Experience 101
Clinton - Experienced on Pakistan?

 

Did Gerald Ford's gaffe cost him the 1976 election

During a critical debate with Jimmy Carter a month before the presidential election, President Gerald R. Ford declared in response to a question from the New York Times' Max Frankel, "There is no Soviet dominance of Eastern Europe." While the statement may have been prophetic, given the events of a decade later, it was absurd at the time.

The press pounced on this passage of the debate and wrote of little else for days afterward, so much so that a public initially convinced that Ford had won the debate soon turned overwhelmingly against him.

Jimmy Carter won the presidency.

Hillary Clinton made very similar gaffes when it was apparent she knew very little about Pakistan, called by some "the most dangerous place on earth" because it is a powerful, nuclear-armed nation in danger of falling to al Qaeda and Muslim extremists.

Clinton does not under Pakistani elections

Thomas Houlahan, the director of the Military Assessment Program at the Center for Security and Science, expands on a theme we discussed the other day:

Sen. Hillary Clinton was telling Wolf Blitzer that she didn’t think “the Pakistani government at this time under President Musharraf has any credibility at all.” She then said something that betrayed a serious lack of knowledge about Pakistan and called her own credibility on the subject into serious question. “If President Musharraf wishes to stand for election,” she told Blitzer, “then he should abide by the same rules that every other candidate will have to follow.” My immediate reaction was: “Did I hear that correctly?” As a Pakistan analyst, I know for a fact that Pervez Musharraf doesn’t wish to stand for election any time soon…

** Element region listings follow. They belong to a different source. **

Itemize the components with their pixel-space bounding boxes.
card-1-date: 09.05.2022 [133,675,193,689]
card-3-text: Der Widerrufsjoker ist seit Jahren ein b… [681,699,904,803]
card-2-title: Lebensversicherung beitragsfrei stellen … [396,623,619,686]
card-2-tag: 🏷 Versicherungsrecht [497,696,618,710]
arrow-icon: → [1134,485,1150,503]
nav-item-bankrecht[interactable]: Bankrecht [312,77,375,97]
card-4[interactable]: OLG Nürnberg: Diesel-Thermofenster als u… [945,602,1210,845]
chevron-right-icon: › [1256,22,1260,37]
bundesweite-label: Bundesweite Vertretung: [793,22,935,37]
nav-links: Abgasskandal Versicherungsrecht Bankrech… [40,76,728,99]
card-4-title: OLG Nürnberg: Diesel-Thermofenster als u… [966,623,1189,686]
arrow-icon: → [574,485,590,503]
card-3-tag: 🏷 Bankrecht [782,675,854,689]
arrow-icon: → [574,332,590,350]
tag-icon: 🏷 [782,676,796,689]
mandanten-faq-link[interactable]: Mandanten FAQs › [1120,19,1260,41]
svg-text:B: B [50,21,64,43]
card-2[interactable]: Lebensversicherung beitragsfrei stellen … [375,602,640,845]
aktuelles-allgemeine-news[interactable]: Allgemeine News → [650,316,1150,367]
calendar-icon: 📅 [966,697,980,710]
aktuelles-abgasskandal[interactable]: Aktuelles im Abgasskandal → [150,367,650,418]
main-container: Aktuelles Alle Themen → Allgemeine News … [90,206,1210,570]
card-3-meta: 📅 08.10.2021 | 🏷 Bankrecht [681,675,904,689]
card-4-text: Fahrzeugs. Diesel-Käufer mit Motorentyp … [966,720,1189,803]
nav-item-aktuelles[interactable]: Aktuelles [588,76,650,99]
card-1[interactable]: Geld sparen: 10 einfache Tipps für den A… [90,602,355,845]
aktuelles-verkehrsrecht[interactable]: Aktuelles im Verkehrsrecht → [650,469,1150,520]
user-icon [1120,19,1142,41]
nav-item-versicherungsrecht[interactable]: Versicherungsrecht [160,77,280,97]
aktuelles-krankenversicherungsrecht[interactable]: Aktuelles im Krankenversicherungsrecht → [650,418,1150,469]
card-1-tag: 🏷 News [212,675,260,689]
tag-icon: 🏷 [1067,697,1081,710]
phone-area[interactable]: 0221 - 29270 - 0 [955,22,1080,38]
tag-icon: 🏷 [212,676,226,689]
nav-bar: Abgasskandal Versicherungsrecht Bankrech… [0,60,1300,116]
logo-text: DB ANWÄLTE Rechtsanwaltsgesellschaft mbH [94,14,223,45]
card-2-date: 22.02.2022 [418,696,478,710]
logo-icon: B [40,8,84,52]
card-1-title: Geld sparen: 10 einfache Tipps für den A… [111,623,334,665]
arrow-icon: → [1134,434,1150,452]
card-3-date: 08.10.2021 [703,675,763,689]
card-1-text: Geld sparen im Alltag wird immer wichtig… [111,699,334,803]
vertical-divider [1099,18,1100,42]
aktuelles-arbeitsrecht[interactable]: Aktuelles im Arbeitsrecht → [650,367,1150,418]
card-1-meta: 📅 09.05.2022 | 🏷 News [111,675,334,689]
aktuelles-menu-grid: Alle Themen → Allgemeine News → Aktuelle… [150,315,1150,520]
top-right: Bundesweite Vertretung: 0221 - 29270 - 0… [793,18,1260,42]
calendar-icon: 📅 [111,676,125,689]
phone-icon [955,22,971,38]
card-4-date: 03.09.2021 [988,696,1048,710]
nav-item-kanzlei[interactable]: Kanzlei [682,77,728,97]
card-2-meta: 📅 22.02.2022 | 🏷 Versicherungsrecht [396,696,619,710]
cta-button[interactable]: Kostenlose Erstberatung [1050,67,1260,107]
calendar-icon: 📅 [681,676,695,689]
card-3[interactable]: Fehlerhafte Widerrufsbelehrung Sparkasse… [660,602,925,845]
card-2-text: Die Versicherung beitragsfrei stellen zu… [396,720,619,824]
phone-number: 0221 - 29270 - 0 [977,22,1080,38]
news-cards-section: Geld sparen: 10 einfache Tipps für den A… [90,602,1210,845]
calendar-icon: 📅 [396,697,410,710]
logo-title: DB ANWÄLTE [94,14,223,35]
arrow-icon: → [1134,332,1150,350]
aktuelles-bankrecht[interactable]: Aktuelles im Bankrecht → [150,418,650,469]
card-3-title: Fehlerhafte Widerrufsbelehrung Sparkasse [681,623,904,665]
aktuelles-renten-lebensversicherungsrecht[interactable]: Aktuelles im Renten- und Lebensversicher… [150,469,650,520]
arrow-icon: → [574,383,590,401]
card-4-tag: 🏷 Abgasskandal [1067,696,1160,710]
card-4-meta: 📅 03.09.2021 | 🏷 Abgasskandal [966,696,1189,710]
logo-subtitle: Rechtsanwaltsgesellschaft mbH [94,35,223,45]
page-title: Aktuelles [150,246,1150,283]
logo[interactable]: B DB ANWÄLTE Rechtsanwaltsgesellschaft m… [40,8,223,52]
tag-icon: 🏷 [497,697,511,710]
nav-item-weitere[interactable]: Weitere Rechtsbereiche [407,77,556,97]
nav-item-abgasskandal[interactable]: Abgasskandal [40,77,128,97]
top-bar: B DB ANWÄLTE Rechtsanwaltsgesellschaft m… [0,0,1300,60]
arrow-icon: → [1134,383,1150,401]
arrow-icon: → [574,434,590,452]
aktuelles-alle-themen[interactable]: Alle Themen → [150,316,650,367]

Sen. Clinton really didn’t know that the upcoming elections were for individual seats in Pakistan’s parliament. She actually believed that Bhutto, Nawaz and Musharraf would be facing off as individual candidates for leadership of the country in the upcoming elections. Sen. Clinton didn’t know that Nawaz Sharif isn’t allowed to run for office in Pakistan because of a felony conviction. She didn’t know that President Musharraf won’t be on the ballot because he’s already been elected. Sen. Clinton, a candidate for the leadership of the free world, apparently doesn’t know the first thing about the country referred to by some as “the most dangerous place on earth.

SOURCE: "OP-ED - Thomas Houlahan", Middle East Times, Dec. 31, 2007

 Could Clinton lead the nation in a crisis?

I concede her sturdy mind, deep sophistication, and seriousness of intent. I see her as a triangulator like her husband, not a radical but a maneuverer in the direction of a vague, half-forgotten but always remembered, leftism. It is also true that she has a command-and-control mentality, an urgent, insistent and grating sense of destiny, and she appears to believe that any act that benefits Clintons is a virtuous act, because Clintons are good and deserve to be benefited.

…My central problem is that the next American president will very likely face another big bad thing, a terrible day, or days, and in that time it will be crucial–crucial–that our nation be led by a man or woman who can be, at least for the moment and at least in general, trusted. Mrs. Clinton is the most dramatically polarizing, the most instinctively distrusted, political figure of my lifetime. Yes, I include Nixon. Would she be able to speak the nation through the trauma? I do not think so. And if I am right, that simple fact would do as much damage to America as the terrible thing itself.